I then go to "school".
This "school" consists of me sitting in front of the laptop with my [insert current subject here] book on my lap. The chair I'm sitting on is basically a one-seat sofa with no armrests, in the living room area. The laptop is on the living room table (about the height of me knees). On the laptop is a PDF of the [insert current subject here] booklet I would normally get a hard copy of if I were in NZ.
This combination of awkward education variables results in me sitting in a square I slightly sink into, reading about [insert subject here] on the computer and answering questions in my textbook which, don't forget, is on my lap with my old hardcover drawing book to make writing slightly easier.
About a quarter way through my work my dad joins the scene. I won't complain, he is my dad and I respect him, but basically his company is not one I jump for joy about. Partly because most conversations are about schoolwork, sometimes about how I should do more, while the conversations themselves are hindering it. But being my calm self I tend to tolerate it.
After "school" I do my exercises. It hurts sometimes (20 squats straight is not exactly a massage) but afterwards it feels great and simply the fact that it's voluntary makes it much more enjoyable.
Around this time mum and my sister come back from school (my mum teaches and my sister, well, learns). A proper school. I have intentionally arranged my day so that I do not work while they're at home since the time that they're away is the only time I can get a reasonable amount of concentration and avoid distraction for schoolwork. So anyway they come home, and I read books or eat or draw or go on the computer. Usually a combination of these in various order.
You might think that now I get to have some fun. To an extent, yes. But remember those headphones I mentioned a while back that squish on my ears? Yeah, well, my sister's earphones broke a few weeks ago (either her fault or the supplier's, I dunno), so being the gullible and kind person that I am I allow her to use the only headphones in the house.
I can still have fun of course, with drawing and reading and all that. Even on the PC I can rip sprites or program.
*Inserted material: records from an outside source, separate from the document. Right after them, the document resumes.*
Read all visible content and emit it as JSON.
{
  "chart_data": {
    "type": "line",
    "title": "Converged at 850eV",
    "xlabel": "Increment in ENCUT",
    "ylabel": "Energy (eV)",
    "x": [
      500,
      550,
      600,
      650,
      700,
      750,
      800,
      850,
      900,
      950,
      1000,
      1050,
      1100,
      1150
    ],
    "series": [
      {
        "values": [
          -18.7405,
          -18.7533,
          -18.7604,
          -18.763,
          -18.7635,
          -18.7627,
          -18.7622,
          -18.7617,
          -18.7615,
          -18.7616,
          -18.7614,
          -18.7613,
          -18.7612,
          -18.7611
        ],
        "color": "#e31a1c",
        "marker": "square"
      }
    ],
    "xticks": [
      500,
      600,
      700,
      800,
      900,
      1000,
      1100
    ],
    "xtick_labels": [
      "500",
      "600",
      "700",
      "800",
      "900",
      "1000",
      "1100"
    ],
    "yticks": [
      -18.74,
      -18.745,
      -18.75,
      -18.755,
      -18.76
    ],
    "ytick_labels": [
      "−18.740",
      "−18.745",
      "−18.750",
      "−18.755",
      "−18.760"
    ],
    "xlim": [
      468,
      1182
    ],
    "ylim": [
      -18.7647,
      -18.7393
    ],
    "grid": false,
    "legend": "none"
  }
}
However, about 90% of the games I play either
require audio to play effectively (TF2, for example), or the experience of the game relies heavily (if only in my opinion) on the music or other audio (for example S&S EP or Vessel). Therefore I am restricted to playing games that I can enjoy to an acceptable extent without audio, like Super Meat Boy or Spiral Knights (although SMB's music is fantastic I don't need it to enjoy the game's atmosphere).
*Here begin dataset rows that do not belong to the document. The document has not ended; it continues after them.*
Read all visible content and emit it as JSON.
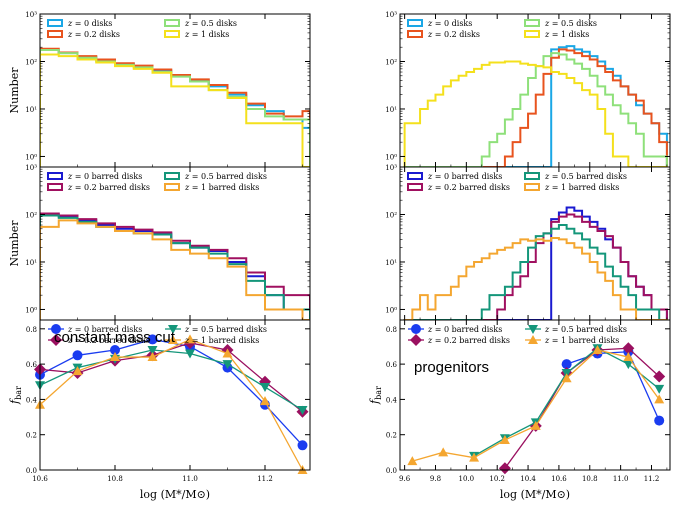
{
  "colors": {
    "z0": "#1aa7e6",
    "z02": "#e8531e",
    "z05": "#8ee07a",
    "z1": "#f4e01c",
    "bz0": "#1a1ad0",
    "bz02": "#a01060",
    "bz05": "#14967a",
    "bz1": "#f4a630",
    "fz0": "#1a3cf0",
    "fz02": "#9a1060",
    "fz05": "#14967a",
    "fz1": "#f4a630"
  },
  "chart_data": [
    {
      "id": "left-top",
      "type": "step-histogram",
      "yscale": "log",
      "ylabel": "Number",
      "xlim": [
        10.6,
        11.32
      ],
      "ylim": [
        0.6,
        1000
      ],
      "yticks": [
        "10⁰",
        "10¹",
        "10²",
        "10³"
      ],
      "bin_edges": [
        10.6,
        10.65,
        10.7,
        10.75,
        10.8,
        10.85,
        10.9,
        10.95,
        11.0,
        11.05,
        11.1,
        11.15,
        11.2,
        11.25,
        11.3,
        11.32
      ],
      "series": [
        {
          "name": "z = 0 disks",
          "color_key": "z0",
          "values": [
            175,
            150,
            125,
            105,
            90,
            80,
            65,
            50,
            40,
            30,
            20,
            12,
            9,
            6,
            4
          ]
        },
        {
          "name": "z = 0.2 disks",
          "color_key": "z02",
          "values": [
            185,
            155,
            130,
            110,
            92,
            82,
            68,
            52,
            42,
            32,
            22,
            13,
            8,
            7,
            9
          ]
        },
        {
          "name": "z = 0.5 disks",
          "color_key": "z05",
          "values": [
            175,
            150,
            120,
            100,
            85,
            75,
            60,
            48,
            38,
            25,
            18,
            10,
            7,
            6,
            6
          ]
        },
        {
          "name": "z = 1 disks",
          "color_key": "z1",
          "values": [
            140,
            130,
            110,
            95,
            80,
            70,
            58,
            30,
            30,
            25,
            17,
            5,
            5,
            5,
            0.5
          ]
        }
      ],
      "legend": [
        {
          "text": "z = 0 disks",
          "color_key": "z0"
        },
        {
          "text": "z = 0.5 disks",
          "color_key": "z05"
        },
        {
          "text": "z = 0.2 disks",
          "color_key": "z02"
        },
        {
          "text": "z = 1 disks",
          "color_key": "z1"
        }
      ]
    },
    {
      "id": "left-mid",
      "type": "step-histogram",
      "yscale": "log",
      "ylabel": "Number",
      "xlim": [
        10.6,
        11.32
      ],
      "ylim": [
        0.6,
        1000
      ],
      "yticks": [
        "10⁰",
        "10¹",
        "10²",
        "10³"
      ],
      "bin_edges": [
        10.6,
        10.65,
        10.7,
        10.75,
        10.8,
        10.85,
        10.9,
        10.95,
        11.0,
        11.05,
        11.1,
        11.15,
        11.2,
        11.25,
        11.3,
        11.32
      ],
      "series": [
        {
          "name": "z = 0 barred disks",
          "color_key": "bz0",
          "values": [
            100,
            90,
            75,
            60,
            50,
            45,
            40,
            25,
            20,
            17,
            10,
            5,
            2,
            1,
            0.5
          ]
        },
        {
          "name": "z = 0.2 barred disks",
          "color_key": "bz02",
          "values": [
            105,
            95,
            80,
            65,
            55,
            48,
            42,
            28,
            22,
            18,
            12,
            6,
            3,
            2,
            2
          ]
        },
        {
          "name": "z = 0.5 barred disks",
          "color_key": "bz05",
          "values": [
            95,
            85,
            70,
            55,
            45,
            40,
            38,
            25,
            20,
            15,
            9,
            4,
            2,
            1,
            1
          ]
        },
        {
          "name": "z = 1 barred disks",
          "color_key": "bz1",
          "values": [
            55,
            75,
            65,
            55,
            45,
            40,
            30,
            18,
            15,
            12,
            8,
            2,
            1,
            1,
            0.5
          ]
        }
      ],
      "legend": [
        {
          "text": "z = 0 barred disks",
          "color_key": "bz0"
        },
        {
          "text": "z = 0.5 barred disks",
          "color_key": "bz05"
        },
        {
          "text": "z = 0.2 barred disks",
          "color_key": "bz02"
        },
        {
          "text": "z = 1 barred disks",
          "color_key": "bz1"
        }
      ]
    },
    {
      "id": "left-bottom",
      "type": "line",
      "ylabel": "f_bar",
      "xlim": [
        10.6,
        11.32
      ],
      "ylim": [
        0.0,
        0.85
      ],
      "xticks": [
        "10.6",
        "10.8",
        "11.0",
        "11.2"
      ],
      "yticks": [
        "0.0",
        "0.2",
        "0.4",
        "0.6",
        "0.8"
      ],
      "annotation": "constant mass cut",
      "series": [
        {
          "name": "z = 0 barred disks",
          "color_key": "fz0",
          "marker": "circle",
          "x": [
            10.6,
            10.7,
            10.8,
            10.9,
            11.0,
            11.1,
            11.2,
            11.3
          ],
          "y": [
            0.54,
            0.65,
            0.68,
            0.74,
            0.7,
            0.58,
            0.37,
            0.14
          ]
        },
        {
          "name": "z = 0.2 barred disks",
          "color_key": "fz02",
          "marker": "diamond",
          "x": [
            10.6,
            10.7,
            10.8,
            10.9,
            11.0,
            11.1,
            11.2,
            11.3
          ],
          "y": [
            0.57,
            0.55,
            0.62,
            0.65,
            0.72,
            0.68,
            0.5,
            0.33
          ]
        },
        {
          "name": "z = 0.5 barred disks",
          "color_key": "fz05",
          "marker": "triangle-down",
          "x": [
            10.6,
            10.7,
            10.8,
            10.9,
            11.0,
            11.1,
            11.2,
            11.3
          ],
          "y": [
            0.48,
            0.58,
            0.63,
            0.68,
            0.66,
            0.6,
            0.47,
            0.34
          ]
        },
        {
          "name": "z = 1 barred disks",
          "color_key": "fz1",
          "marker": "triangle-up",
          "x": [
            10.6,
            10.7,
            10.8,
            10.9,
            11.0,
            11.1,
            11.2,
            11.3
          ],
          "y": [
            0.37,
            0.56,
            0.64,
            0.64,
            0.74,
            0.66,
            0.39,
            0.0
          ]
        }
      ],
      "legend": [
        {
          "text": "z = 0 barred disks",
          "color_key": "fz0",
          "marker": "circle"
        },
        {
          "text": "z = 0.5 barred disks",
          "color_key": "fz05",
          "marker": "triangle-down"
        },
        {
          "text": "z = 0.2 barred disks",
          "color_key": "fz02",
          "marker": "diamond"
        },
        {
          "text": "z = 1 barred disks",
          "color_key": "fz1",
          "marker": "triangle-up"
        }
      ]
    },
    {
      "id": "right-top",
      "type": "step-histogram",
      "yscale": "log",
      "ylabel": "",
      "xlim": [
        9.57,
        11.32
      ],
      "ylim": [
        0.6,
        1000
      ],
      "yticks": [
        "10⁰",
        "10¹",
        "10²",
        "10³"
      ],
      "bin_edges": [
        9.6,
        9.65,
        9.7,
        9.75,
        9.8,
        9.85,
        9.9,
        9.95,
        10.0,
        10.05,
        10.1,
        10.15,
        10.2,
        10.25,
        10.3,
        10.35,
        10.4,
        10.45,
        10.5,
        10.55,
        10.6,
        10.65,
        10.7,
        10.75,
        10.8,
        10.85,
        10.9,
        10.95,
        11.0,
        11.05,
        11.1,
        11.15,
        11.2,
        11.25,
        11.3
      ],
      "series": [
        {
          "name": "z = 0 disks",
          "color_key": "z0",
          "values": [
            0.5,
            0.5,
            0.5,
            0.5,
            0.5,
            0.5,
            0.5,
            0.5,
            0.5,
            0.5,
            0.5,
            0.5,
            0.5,
            0.5,
            0.5,
            0.5,
            0.5,
            0.5,
            0.5,
            180,
            200,
            210,
            180,
            160,
            130,
            100,
            70,
            50,
            30,
            20,
            12,
            8,
            5,
            3
          ]
        },
        {
          "name": "z = 0.2 disks",
          "color_key": "z02",
          "values": [
            0.5,
            0.5,
            0.5,
            0.5,
            0.5,
            0.5,
            0.5,
            0.5,
            0.5,
            0.5,
            0.5,
            0.5,
            0.5,
            1,
            2,
            4,
            8,
            20,
            55,
            120,
            180,
            170,
            150,
            130,
            110,
            80,
            60,
            40,
            30,
            20,
            15,
            8,
            5,
            2
          ]
        },
        {
          "name": "z = 0.5 disks",
          "color_key": "z05",
          "values": [
            0.5,
            0.5,
            0.5,
            0.5,
            0.5,
            0.5,
            0.5,
            0.5,
            0.5,
            0.5,
            1,
            2,
            3,
            6,
            10,
            20,
            45,
            80,
            130,
            150,
            140,
            110,
            90,
            70,
            50,
            30,
            20,
            12,
            8,
            5,
            3,
            1,
            1,
            1
          ]
        },
        {
          "name": "z = 1 disks",
          "color_key": "z1",
          "values": [
            5,
            5,
            10,
            15,
            20,
            30,
            40,
            50,
            60,
            70,
            85,
            95,
            95,
            100,
            100,
            90,
            85,
            80,
            75,
            60,
            55,
            45,
            35,
            25,
            20,
            10,
            3,
            1,
            1,
            0.5,
            0.5,
            0.5,
            0.5,
            0.5
          ]
        }
      ],
      "legend": [
        {
          "text": "z = 0 disks",
          "color_key": "z0"
        },
        {
          "text": "z = 0.5 disks",
          "color_key": "z05"
        },
        {
          "text": "z = 0.2 disks",
          "color_key": "z02"
        },
        {
          "text": "z = 1 disks",
          "color_key": "z1"
        }
      ]
    },
    {
      "id": "right-mid",
      "type": "step-histogram",
      "yscale": "log",
      "ylabel": "",
      "xlim": [
        9.57,
        11.32
      ],
      "ylim": [
        0.6,
        1000
      ],
      "yticks": [
        "10⁰",
        "10¹",
        "10²",
        "10³"
      ],
      "bin_edges": [
        9.6,
        9.65,
        9.7,
        9.75,
        9.8,
        9.85,
        9.9,
        9.95,
        10.0,
        10.05,
        10.1,
        10.15,
        10.2,
        10.25,
        10.3,
        10.35,
        10.4,
        10.45,
        10.5,
        10.55,
        10.6,
        10.65,
        10.7,
        10.75,
        10.8,
        10.85,
        10.9,
        10.95,
        11.0,
        11.05,
        11.1,
        11.15,
        11.2,
        11.25,
        11.3
      ],
      "series": [
        {
          "name": "z = 0 barred disks",
          "color_key": "bz0",
          "values": [
            0.5,
            0.5,
            0.5,
            0.5,
            0.5,
            0.5,
            0.5,
            0.5,
            0.5,
            0.5,
            0.5,
            0.5,
            0.5,
            0.5,
            0.5,
            0.5,
            0.5,
            0.5,
            0.5,
            80,
            110,
            140,
            120,
            90,
            70,
            50,
            30,
            20,
            10,
            5,
            3,
            2,
            1,
            1
          ]
        },
        {
          "name": "z = 0.2 barred disks",
          "color_key": "bz02",
          "values": [
            0.5,
            0.5,
            0.5,
            0.5,
            0.5,
            0.5,
            0.5,
            0.5,
            0.5,
            0.5,
            0.5,
            0.5,
            1,
            2,
            3,
            5,
            10,
            25,
            40,
            70,
            90,
            100,
            90,
            70,
            55,
            45,
            35,
            20,
            10,
            5,
            3,
            2,
            1,
            1
          ]
        },
        {
          "name": "z = 0.5 barred disks",
          "color_key": "bz05",
          "values": [
            0.5,
            0.5,
            0.5,
            0.5,
            0.5,
            0.5,
            0.5,
            0.5,
            0.5,
            0.5,
            1,
            2,
            2,
            3,
            6,
            10,
            20,
            35,
            40,
            50,
            60,
            50,
            40,
            30,
            20,
            15,
            8,
            5,
            3,
            2,
            1,
            1,
            1,
            0.5
          ]
        },
        {
          "name": "z = 1 barred disks",
          "color_key": "bz1",
          "values": [
            0.5,
            1,
            2,
            1,
            2,
            2,
            3,
            5,
            8,
            10,
            12,
            15,
            18,
            20,
            25,
            30,
            28,
            30,
            28,
            32,
            30,
            25,
            20,
            15,
            10,
            6,
            4,
            2,
            1,
            1,
            0.5,
            0.5,
            0.5,
            0.5
          ]
        }
      ],
      "legend": [
        {
          "text": "z = 0 barred disks",
          "color_key": "bz0"
        },
        {
          "text": "z = 0.5 barred disks",
          "color_key": "bz05"
        },
        {
          "text": "z = 0.2 barred disks",
          "color_key": "bz02"
        },
        {
          "text": "z = 1 barred disks",
          "color_key": "bz1"
        }
      ]
    },
    {
      "id": "right-bottom",
      "type": "line",
      "ylabel": "f_bar",
      "xlim": [
        9.57,
        11.32
      ],
      "ylim": [
        0.0,
        0.85
      ],
      "xticks": [
        "9.6",
        "9.8",
        "10.0",
        "10.2",
        "10.4",
        "10.6",
        "10.8",
        "11.0",
        "11.2"
      ],
      "yticks": [
        "0.0",
        "0.2",
        "0.4",
        "0.6",
        "0.8"
      ],
      "annotation": "progenitors",
      "series": [
        {
          "name": "z = 0 barred disks",
          "color_key": "fz0",
          "marker": "circle",
          "x": [
            10.65,
            10.85,
            11.05,
            11.25
          ],
          "y": [
            0.6,
            0.66,
            0.67,
            0.28
          ]
        },
        {
          "name": "z = 0.2 barred disks",
          "color_key": "fz02",
          "marker": "diamond",
          "x": [
            10.25,
            10.45,
            10.65,
            10.85,
            11.05,
            11.25
          ],
          "y": [
            0.01,
            0.25,
            0.55,
            0.68,
            0.69,
            0.53
          ]
        },
        {
          "name": "z = 0.5 barred disks",
          "color_key": "fz05",
          "marker": "triangle-down",
          "x": [
            10.05,
            10.25,
            10.45,
            10.65,
            10.85,
            11.05,
            11.25
          ],
          "y": [
            0.08,
            0.18,
            0.27,
            0.55,
            0.69,
            0.6,
            0.46
          ]
        },
        {
          "name": "z = 1 barred disks",
          "color_key": "fz1",
          "marker": "triangle-up",
          "x": [
            9.65,
            9.85,
            10.05,
            10.25,
            10.45,
            10.65,
            10.85,
            11.05,
            11.25
          ],
          "y": [
            0.05,
            0.1,
            0.07,
            0.17,
            0.25,
            0.52,
            0.68,
            0.64,
            0.4
          ]
        }
      ],
      "legend": [
        {
          "text": "z = 0 barred disks",
          "color_key": "fz0",
          "marker": "circle"
        },
        {
          "text": "z = 0.5 barred disks",
          "color_key": "fz05",
          "marker": "triangle-down"
        },
        {
          "text": "z = 0.2 barred disks",
          "color_key": "fz02",
          "marker": "diamond"
        },
        {
          "text": "z = 1 barred disks",
          "color_key": "fz1",
          "marker": "triangle-up"
        }
      ]
    }
  ],
  "xlabel": "log (M*/M⊙)"
}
And how long does this last? Well, my sister's excuse is that she's "been at school the whole day" so she gets to use them until she goes to bed. Sure, I stay up a bit longer (an additional excuse), so I can use them after then. But she doesn't really go to bed that much earlier than me, so I get to use them considerably less than her. Plus, she uses them for listening to music while she plays WoW. Which in my opinion (in this grumpy state at least) seems less necessary than my uses of it.
I'm not disappointed with myself with being so gullible or tolerant. I pride myself in not getting angry and making people happy. It feels good to have people comfortable or content in my presence. It's who I am.
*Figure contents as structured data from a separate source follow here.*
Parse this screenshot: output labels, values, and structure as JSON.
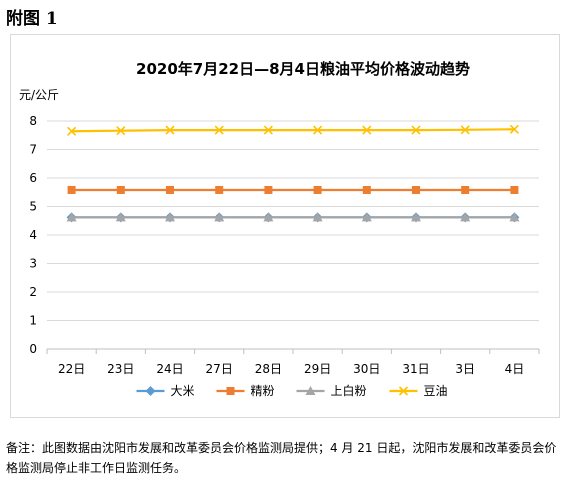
{
  "heading": "附图 1",
  "note": "备注：此图数据由沈阳市发展和改革委员会价格监测局提供；4 月 21 日起，沈阳市发展和改革委员会价格监测局停止非工作日监测任务。",
  "chart_data": {
    "type": "line",
    "title": "2020年7月22日—8月4日粮油平均价格波动趋势",
    "ylabel": "元/公斤",
    "xlabel": "",
    "ylim": [
      0,
      8
    ],
    "yticks": [
      "0",
      "1",
      "2",
      "3",
      "4",
      "5",
      "6",
      "7",
      "8"
    ],
    "grid": true,
    "legend": "bottom",
    "categories": [
      "22日",
      "23日",
      "24日",
      "27日",
      "28日",
      "29日",
      "30日",
      "31日",
      "3日",
      "4日"
    ],
    "series": [
      {
        "name": "大米",
        "color": "#5b9bd5",
        "marker": "diamond",
        "values": [
          4.62,
          4.62,
          4.62,
          4.62,
          4.62,
          4.62,
          4.62,
          4.62,
          4.62,
          4.62
        ]
      },
      {
        "name": "精粉",
        "color": "#ed7d31",
        "marker": "square",
        "values": [
          5.58,
          5.58,
          5.58,
          5.58,
          5.58,
          5.58,
          5.58,
          5.58,
          5.58,
          5.58
        ]
      },
      {
        "name": "上白粉",
        "color": "#a5a5a5",
        "marker": "triangle",
        "values": [
          4.62,
          4.62,
          4.62,
          4.62,
          4.62,
          4.62,
          4.62,
          4.62,
          4.62,
          4.62
        ]
      },
      {
        "name": "豆油",
        "color": "#ffc000",
        "marker": "x",
        "values": [
          7.64,
          7.66,
          7.68,
          7.68,
          7.68,
          7.68,
          7.68,
          7.68,
          7.69,
          7.71
        ]
      }
    ]
  }
}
But sometimes I just wish that my sister would notice it and perhaps give me a break. She sometimes seems to be taking advantage of my tolerance, even if she doesn't know it, and it can really tick me off. As usual I don't say anything about it. Because I know what the response will be and I will not like it. Namely, the stereotypical (?) teenage girl grumpiness, often accompanied by stomping into her room, giving me both an angry and guilty feel, the latter which I know I don't deserve. What's more I don't feel like I can blame her for being because it appears to me to be a natural way for teenage girls to feel. (No offense to MJ or anyone else.)